Salah satunya adalah penelitian Claus et al (2012) yang membuktikan
adanya peningkatan resiko yang signifikan terjadinya meningioma setelah
mendapatkan dental X-ray lebih dari enam kali antara usia 15 hingga 40
tahun.
b. Genetik
Umumnya meningioma merupakan tumor sporadik yaitu tumor
yang timbul pada pasien yang tidak memiliki riwayat keluarga dengan
penderita tumor otak jenis apapun. Sindroma genetik turunan yang
memicu perkembangan meningioma hanya beberapa dan jarang.
Meningioma sering dijumpai pada penderita dengan Neurofibromatosis
type 2 (NF2), yaitu Kelainan gen autosomal dominan yang jarang dan
disebabkan oleh mutasi germline pada kromosom 22q12 (insiden di US: 1
per 30.000-40.000 jiwa). Selain itu, pada meningioma sporadik dijumpai
hilangnya kromosom, seperti 1p, 6q, 10, 14q dan 18q atau tambahan
kromosom seperti 1q, 9q, 12q, 15q, 17q dan 20q.8,9
Penelitian lain mengenai hubungan antara kelainan genetik spesifik
dengan resiko terjadinya meningioma termasuk pada perbaikkan DNA,
19
regulasi siklus sel, detoksifikasi dan jalur metabolisme hormon. Penelitian
terbaru fokus pada variasi gen CYP450 dan GST, yaitu gen yang terlibat
dalam metabolisme dan detoksifikasi karsinogen endogen dan eksogen.
Namun belum dijumpai hubungan yang signifikan antara resiko terjadinya
meningioma dan variasi gen GST atau CYP450. Penelitian lain yang
berfokus pada gen supresor tumor TP53 juga tidak menunjukkan
hubungan yang signifikan.8
c. Hormon
Predominan meningioma pada wanita dibandingkan dengan laki-
laki memberi dugaan adanya pengaruh ekspresi hormon seks.Terdapat
laporan adanya pengaruh ukuran tumor dengan kehamilan, siklus
menstruasi, dan menopause. Penelitian-penelitian pada pengguna hormon
eksogen seperti kontrasepsi oral dan terapi hormon pengganti dengan
resiko timbulnya meningioma memberikan hasil yang kontroversial.
Penelitian-penelitian pada paparan hormon endogen memperlihatkan
bahwa resiko mengioma berhubungan dengan status menopause, paritas,
dan usisa pertama saat menstruasi. Namun hal-hal ini masih menjadi
kontroversi.9
E. PATOLOGI
Asal usul patologi meningioma diperkirakan dari arachnoid cap
cell. Daerah yang paling sering untuk tumor ini bertepatan dengan adanya
arachnoid villi, dan selalu batasnya berdekatan dengan area dari jaringan
arachnoid granulation. Karakteristik patologi dari meningioma orbita
mirip dengan meningioma intracranial yang lain. Terdapat berbagai
subtype histologis. Meningothelial meningioma suatu massa solid
lobulated atau lembaran sel-sel meningothelial, dengan membran sel yang
tidak tegas, dan ini memberi suatu gambaran syncytium secara
keseluruhan, aktivitas mitotic rendah. Meningioma orbita primer berasal
dari optic sheath dan terdiri atas subtype transitional, dan beberapa tumor
dengan perubahan psammomatous. Yang jarang, seperti subtype fibrous,
papillary, dan anaplastic meningioma tidak terlibat primer orbita.
Meningioma sekunder melibatkan bagian spheno-orbital menunjukan
20
perbedaan subtype histologis dan khas menyebabkan invasi tulang dan
hiperostosis.10
Hyperostosis menunjukan invasi tulang oleh tumor.

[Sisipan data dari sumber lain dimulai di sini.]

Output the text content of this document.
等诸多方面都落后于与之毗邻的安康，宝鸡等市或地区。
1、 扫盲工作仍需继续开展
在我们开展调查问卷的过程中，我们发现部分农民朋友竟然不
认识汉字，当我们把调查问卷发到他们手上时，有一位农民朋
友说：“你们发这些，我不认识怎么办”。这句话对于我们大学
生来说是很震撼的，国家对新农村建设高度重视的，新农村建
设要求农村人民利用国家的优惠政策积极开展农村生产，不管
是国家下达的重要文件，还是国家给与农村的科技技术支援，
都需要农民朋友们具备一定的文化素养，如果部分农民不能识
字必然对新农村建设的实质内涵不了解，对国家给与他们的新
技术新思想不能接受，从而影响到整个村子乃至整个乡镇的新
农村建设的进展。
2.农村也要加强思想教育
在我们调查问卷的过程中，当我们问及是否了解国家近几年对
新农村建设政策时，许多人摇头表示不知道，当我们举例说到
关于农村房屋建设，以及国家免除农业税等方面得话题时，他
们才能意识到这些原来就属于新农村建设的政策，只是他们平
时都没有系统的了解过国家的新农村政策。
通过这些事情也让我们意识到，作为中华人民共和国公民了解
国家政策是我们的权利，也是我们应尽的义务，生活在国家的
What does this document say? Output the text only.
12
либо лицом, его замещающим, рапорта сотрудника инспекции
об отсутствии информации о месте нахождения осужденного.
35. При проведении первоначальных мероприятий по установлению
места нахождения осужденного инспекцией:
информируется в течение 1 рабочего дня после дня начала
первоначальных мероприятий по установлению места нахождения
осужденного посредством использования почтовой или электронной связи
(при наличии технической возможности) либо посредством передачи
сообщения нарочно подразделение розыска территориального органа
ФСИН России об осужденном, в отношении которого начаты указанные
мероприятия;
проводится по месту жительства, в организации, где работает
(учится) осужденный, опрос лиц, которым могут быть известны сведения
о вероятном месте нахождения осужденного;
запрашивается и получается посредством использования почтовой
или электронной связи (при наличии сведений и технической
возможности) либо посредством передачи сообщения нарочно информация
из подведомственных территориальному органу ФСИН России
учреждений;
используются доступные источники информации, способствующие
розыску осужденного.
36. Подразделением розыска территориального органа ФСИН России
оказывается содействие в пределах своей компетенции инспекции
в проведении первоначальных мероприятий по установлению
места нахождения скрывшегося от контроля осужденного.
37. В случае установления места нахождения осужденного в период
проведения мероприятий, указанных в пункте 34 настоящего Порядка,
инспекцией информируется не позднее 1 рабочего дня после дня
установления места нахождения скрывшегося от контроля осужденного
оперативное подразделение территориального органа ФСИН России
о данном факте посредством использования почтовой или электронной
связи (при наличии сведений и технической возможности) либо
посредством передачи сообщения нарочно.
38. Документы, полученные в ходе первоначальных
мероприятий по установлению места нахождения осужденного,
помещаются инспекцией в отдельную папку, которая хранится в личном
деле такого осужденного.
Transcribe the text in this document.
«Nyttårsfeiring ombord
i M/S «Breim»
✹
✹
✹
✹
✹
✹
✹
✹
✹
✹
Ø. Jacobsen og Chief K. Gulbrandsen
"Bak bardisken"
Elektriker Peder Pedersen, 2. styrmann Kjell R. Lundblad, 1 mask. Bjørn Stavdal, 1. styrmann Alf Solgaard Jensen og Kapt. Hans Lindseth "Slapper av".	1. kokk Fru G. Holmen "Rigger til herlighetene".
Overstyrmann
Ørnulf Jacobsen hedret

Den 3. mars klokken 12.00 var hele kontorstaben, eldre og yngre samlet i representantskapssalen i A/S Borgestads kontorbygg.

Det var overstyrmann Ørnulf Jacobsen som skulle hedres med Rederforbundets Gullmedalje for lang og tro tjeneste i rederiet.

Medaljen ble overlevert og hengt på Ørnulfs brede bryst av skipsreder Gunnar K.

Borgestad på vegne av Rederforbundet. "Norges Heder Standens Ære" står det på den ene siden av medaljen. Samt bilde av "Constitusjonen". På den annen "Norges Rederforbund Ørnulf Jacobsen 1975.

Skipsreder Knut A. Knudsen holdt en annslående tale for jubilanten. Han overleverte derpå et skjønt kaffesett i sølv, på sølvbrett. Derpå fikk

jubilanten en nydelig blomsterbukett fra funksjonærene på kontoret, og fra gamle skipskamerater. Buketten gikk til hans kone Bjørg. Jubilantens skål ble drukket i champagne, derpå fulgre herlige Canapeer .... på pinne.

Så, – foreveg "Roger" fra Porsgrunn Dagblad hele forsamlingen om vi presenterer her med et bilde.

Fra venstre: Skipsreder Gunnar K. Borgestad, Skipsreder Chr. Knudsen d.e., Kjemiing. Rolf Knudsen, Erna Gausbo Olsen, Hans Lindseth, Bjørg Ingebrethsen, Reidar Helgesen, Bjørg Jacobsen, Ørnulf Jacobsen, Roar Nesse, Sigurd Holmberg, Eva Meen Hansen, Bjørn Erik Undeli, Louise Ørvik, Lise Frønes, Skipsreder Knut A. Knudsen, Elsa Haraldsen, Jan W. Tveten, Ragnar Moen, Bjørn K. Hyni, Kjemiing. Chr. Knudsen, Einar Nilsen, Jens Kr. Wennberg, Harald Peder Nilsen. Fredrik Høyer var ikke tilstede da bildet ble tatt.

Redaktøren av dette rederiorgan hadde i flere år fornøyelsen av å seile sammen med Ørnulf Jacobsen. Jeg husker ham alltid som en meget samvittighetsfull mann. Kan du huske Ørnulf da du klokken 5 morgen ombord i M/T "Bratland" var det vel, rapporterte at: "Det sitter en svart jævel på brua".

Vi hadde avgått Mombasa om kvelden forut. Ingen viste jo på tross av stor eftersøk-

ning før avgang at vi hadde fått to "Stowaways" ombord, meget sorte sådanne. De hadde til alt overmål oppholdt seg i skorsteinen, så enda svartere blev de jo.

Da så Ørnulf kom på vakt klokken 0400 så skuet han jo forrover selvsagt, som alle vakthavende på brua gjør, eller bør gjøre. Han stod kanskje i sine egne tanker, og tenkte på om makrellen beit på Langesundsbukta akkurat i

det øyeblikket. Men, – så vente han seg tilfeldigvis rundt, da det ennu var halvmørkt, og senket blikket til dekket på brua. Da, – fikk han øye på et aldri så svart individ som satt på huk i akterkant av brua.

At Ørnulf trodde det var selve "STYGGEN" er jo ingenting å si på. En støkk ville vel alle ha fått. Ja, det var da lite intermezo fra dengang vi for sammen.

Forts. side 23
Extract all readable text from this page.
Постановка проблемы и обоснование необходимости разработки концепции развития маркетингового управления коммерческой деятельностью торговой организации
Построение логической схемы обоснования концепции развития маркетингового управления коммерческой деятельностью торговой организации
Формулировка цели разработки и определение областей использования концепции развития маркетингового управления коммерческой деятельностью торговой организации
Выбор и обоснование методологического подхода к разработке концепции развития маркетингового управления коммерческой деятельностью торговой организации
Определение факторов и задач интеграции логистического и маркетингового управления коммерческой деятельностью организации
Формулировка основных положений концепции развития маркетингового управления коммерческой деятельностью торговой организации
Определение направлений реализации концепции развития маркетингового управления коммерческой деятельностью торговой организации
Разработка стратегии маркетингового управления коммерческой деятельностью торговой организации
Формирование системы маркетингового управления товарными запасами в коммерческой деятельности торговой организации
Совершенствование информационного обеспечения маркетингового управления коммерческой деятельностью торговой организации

Analisis
radiography, operasi, dan aspek histologis dari meningioma cranial base
menunjukan hiperostosis. Gambaran hiperostosis memperlihatkan
gangguan pembuluh darah pada tulang, merangsang fungsi osteoblastic
pada tulang normal oleh tumor secreting factor, tumor produksi tulang,
trauma sebelumnya, dan reaksi tulang tanpa invasi tumor.11
F. PEMERIKSAAN PENUNJANG
Radiologi
Optic nerve sheath meningioma dapat normal pada X-ray biasa
pada tingkat awal perkembangan tumor. Pada perkembangan selanjutnya
tampak optic canal membesar atau hiperostosis dari optic canal.
Computed tomography (CT) scan pada meningioma ini khas tampak
penebalan saraf optik atau tram track sign dengan dua strip lucency
tampak sekitar sentral saraf optik membesar, tanda bahwa saraf optik
dikelilingi oleh tumor.12 Ciri-ciri ini khas untuk glioma saraf optik yang
saraf optik itu sendiri meluas.11,12 Adanya kalsifikasi penting sebagai tanda
suatu meningioma. Hiperostosis pada optic canal jelas tampak pada CT
scan. Pemberian kontras khas homogenous enhancement pada massa.
Magnetic Resonance Imaging (MRI) dapat memberikan gambaran yang
lebih jelas pada tumor, spesifikasinya dapat membantu membedakan lesi
fusiform dan loculated dari lesi eccentric. MRI dapat mendeteksi lesi yang
kecil. Lesi en plaque tampak pada gadolinium enhance fat-supressed T1-
weighted images sebagai dua strip dari enhancement pada salah satu sisi
dari saraf optik.12
G. PENATALAKSANAAN
Keputusan terapi yang rasional tentang terapi meningioma orbita
berdasarkan riwayat natural dari penyakit sebaik yang diketahui secara jelas
adanya terapi modalitas, dan hubungannya bermanfaat, terbatas, dan risiko.
Telah diketahui bahwa efek meningioma terhadap orbita tidak menandakan
jalannya klinis yang progresif dan memburuknya neurologis. Meninigioma
21
orbita pada anak-anak berhubungan dengan prognosis yang jelek daripada
penderita dewasa. Beberapa analisis data memberi kesan bahwa pada populasi
pediatric, tumor ini tidak hanya menyebabkan kerusakan penglihatan tetapi
juga dapat meluas ke daerah di dekatnya, seperti sinus cavernosus, daerah
sellar, anulus of Zein, dan fossa pterygomaxillary, terutama dengan tumor
yang melibatkan sphenoid wing medial. Dengan tumor yang ekstensi, total
reseksi tanpa neurological yang signifikan akan sangat sulit.13
Dengan adanya dan karakteristik modalitas terapi yang baru, terdapat
berbagai manajemen pilihan dalam pengobatan meningioma orbita.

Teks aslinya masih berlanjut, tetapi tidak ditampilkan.